When I was little, I was stuck in a bubble. I didn’t know what was going on in the world, because I was a child, obviously. I didn’t have a clue about anything happening outside of my little world. Why wouldn’t everything be OK? Why wouldn’t there be peace and happiness?
Even as I grew older and learned about past wars and conflicts and ugly things in my history classes, that bubble was still there. Because they were in my textbooks and being taught to me as part of the past, my brain couldn’t comprehend that there might still be some shred of these things in current society. Because I wasn’t facing anything like that in my life, clearly that meant it didn’t exist anymore.
Throughout your childhood, you’re taught that this is the land of the free and home of the brave. It’s ingrained into your mind from day one that this is the greatest country on the planet and nothing else can ever live up to it or change it. You’re taught to glorify white American history. And that’s all nice and fun to believe when you’re a kid living in that bubble.
But one day that bubble popped, and I realized just about everything I had ever learned was a lie. America, the land given to us by our forefathers, was created on the blood of Native Americans, who kept getting their lands stolen away and culture stomped upon until they were almost erased altogether. The racism I thought was conquered by Martin Luther King, Jr. is still an all-too-prevalent problem in today’s society. The sexist attitude towards women that leaves them marginalized, underpaid, unable to have the right of their own choices and autonomy over their own bodies, and with threats of violence against them has never been conquered. There is rampant homophobia and transphobia that leaves millions of people unable to feel comfortable or safe being themselves. Millions of people are likely being denied access to health care and possibly being left to die. Money-grabbing corporations are looking out only to better themselves and not the American people.

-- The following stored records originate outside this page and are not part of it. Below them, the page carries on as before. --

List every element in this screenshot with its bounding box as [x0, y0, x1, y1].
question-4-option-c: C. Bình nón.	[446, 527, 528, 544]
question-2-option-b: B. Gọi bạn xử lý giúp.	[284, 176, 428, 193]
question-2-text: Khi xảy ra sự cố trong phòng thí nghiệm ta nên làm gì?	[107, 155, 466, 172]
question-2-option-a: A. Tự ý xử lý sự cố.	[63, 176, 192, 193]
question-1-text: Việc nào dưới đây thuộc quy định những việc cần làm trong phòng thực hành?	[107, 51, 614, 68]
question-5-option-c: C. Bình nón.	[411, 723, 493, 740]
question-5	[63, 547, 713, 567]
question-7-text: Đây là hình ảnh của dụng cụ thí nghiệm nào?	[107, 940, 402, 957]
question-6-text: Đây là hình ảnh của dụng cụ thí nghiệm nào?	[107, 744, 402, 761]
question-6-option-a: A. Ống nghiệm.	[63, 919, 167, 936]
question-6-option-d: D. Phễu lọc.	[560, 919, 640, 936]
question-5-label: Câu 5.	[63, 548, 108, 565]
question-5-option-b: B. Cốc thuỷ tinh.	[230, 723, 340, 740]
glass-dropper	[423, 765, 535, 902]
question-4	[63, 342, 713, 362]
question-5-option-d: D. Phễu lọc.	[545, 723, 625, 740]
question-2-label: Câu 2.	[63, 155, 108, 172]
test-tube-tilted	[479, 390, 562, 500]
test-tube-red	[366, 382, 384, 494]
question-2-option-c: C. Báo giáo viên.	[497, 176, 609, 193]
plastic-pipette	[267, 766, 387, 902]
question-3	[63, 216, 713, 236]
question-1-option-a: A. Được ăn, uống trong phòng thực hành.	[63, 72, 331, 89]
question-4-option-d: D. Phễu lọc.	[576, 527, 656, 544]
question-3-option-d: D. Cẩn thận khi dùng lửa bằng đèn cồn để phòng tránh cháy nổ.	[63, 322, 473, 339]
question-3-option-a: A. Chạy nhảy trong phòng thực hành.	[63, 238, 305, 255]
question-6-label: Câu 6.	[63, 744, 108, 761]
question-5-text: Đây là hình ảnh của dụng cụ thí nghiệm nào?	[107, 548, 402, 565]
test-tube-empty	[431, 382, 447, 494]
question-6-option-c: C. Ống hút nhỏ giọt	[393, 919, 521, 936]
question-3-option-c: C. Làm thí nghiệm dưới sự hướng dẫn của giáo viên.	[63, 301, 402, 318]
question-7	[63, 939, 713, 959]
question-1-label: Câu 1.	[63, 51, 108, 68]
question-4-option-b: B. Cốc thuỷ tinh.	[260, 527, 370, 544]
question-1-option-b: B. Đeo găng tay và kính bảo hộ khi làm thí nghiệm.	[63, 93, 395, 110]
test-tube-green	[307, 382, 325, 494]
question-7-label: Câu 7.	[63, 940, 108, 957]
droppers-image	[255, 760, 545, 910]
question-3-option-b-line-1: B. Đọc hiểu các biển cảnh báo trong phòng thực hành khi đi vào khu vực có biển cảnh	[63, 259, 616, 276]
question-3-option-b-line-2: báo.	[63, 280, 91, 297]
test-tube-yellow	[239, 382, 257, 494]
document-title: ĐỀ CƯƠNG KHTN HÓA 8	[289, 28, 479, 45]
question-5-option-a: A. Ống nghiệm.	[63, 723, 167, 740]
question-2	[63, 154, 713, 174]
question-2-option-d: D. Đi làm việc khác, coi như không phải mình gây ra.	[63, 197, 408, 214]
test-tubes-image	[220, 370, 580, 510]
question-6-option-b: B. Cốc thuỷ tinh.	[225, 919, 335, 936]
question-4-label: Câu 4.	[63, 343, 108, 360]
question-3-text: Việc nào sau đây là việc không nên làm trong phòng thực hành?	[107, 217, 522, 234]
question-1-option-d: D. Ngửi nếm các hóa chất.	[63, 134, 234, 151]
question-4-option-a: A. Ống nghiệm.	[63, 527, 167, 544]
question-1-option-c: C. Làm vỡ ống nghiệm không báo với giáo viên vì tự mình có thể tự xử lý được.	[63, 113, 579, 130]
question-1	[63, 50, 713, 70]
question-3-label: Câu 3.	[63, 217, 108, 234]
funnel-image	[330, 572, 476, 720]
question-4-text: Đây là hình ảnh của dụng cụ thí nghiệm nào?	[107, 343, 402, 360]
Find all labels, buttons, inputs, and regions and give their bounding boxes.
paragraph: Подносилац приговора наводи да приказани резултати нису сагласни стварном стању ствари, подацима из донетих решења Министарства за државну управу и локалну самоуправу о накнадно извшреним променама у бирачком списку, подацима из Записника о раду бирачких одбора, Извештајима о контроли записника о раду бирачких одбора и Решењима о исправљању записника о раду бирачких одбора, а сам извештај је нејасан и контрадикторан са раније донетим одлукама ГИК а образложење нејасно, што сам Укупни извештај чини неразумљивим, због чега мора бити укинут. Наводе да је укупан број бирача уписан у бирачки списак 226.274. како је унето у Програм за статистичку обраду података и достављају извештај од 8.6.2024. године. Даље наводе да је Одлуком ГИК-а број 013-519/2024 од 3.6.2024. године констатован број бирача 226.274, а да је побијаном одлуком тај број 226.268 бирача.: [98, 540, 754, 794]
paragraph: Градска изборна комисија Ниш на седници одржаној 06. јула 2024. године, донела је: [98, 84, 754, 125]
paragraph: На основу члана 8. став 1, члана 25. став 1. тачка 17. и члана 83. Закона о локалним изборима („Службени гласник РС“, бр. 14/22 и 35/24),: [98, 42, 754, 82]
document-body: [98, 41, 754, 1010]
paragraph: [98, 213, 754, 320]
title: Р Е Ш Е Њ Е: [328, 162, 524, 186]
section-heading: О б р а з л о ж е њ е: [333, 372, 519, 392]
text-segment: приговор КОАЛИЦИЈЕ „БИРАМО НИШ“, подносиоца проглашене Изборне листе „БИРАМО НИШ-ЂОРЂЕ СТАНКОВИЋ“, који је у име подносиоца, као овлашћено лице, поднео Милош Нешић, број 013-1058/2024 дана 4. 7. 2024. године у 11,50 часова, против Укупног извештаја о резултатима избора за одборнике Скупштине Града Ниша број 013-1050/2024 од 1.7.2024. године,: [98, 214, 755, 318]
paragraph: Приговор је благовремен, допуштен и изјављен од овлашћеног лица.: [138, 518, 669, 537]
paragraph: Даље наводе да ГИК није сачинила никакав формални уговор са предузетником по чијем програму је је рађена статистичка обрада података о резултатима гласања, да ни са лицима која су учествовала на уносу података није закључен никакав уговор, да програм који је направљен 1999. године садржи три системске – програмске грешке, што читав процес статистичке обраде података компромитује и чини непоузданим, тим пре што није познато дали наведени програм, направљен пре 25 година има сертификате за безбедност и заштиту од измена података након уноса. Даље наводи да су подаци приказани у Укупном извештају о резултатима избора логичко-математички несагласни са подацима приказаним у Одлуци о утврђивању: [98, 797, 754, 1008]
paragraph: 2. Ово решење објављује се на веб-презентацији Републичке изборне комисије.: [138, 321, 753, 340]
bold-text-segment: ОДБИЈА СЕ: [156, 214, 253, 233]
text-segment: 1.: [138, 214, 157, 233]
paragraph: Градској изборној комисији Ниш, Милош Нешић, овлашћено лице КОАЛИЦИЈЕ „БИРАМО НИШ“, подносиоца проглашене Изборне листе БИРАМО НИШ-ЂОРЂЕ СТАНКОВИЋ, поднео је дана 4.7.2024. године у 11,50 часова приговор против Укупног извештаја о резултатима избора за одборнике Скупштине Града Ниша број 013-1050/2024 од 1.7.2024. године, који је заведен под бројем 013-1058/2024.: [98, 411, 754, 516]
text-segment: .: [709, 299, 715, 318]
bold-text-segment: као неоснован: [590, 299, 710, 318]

This country is spiraling to shambles. You’d have to be in the exact right and incredibly privileged situation to try to deny it. Even if the current problems do not affect you, they still exist, and they affect millions of people. The fact that people have to work multiple jobs to get by or that medical bills can completely cripple someone’s financial situation to the point where they decide to go without health care or that people have to go through the discrimination and violence and marginalization they do is disgusting and heartbreaking.
I’ll admit that I’m no expert here. I’ve turned a blind eye to news stories and some important information because it scares the hell out of me. These things are happening and I don’t want to look at it. I know I should, because it’s incredibly important. But all the same, sometimes I just want to give up. Because if a country can vote into power a man who advocates banning an entire group of people from entering the country based on their religion and separates them from their loved ones and homes from days on end, and a man who decides a transgender person is unfit for the military despite their will to serve, then sometimes I don’t know if this country is worth fighting to save.
There is no justice here. Nothing is fair. People are cruel and hateful. But we can make our own justice. Admittedly, things look incredibly grim, and I can’t see the light at the end of the tunnel. But I know it’s there. God, I want to be there. But we have to fight to be able to keep going and get there. I know I haven’t done enough, and I know I need to be better. It’s the little things that we do in our everyday lives that help fight back against the land of the privileged and home of the heartless.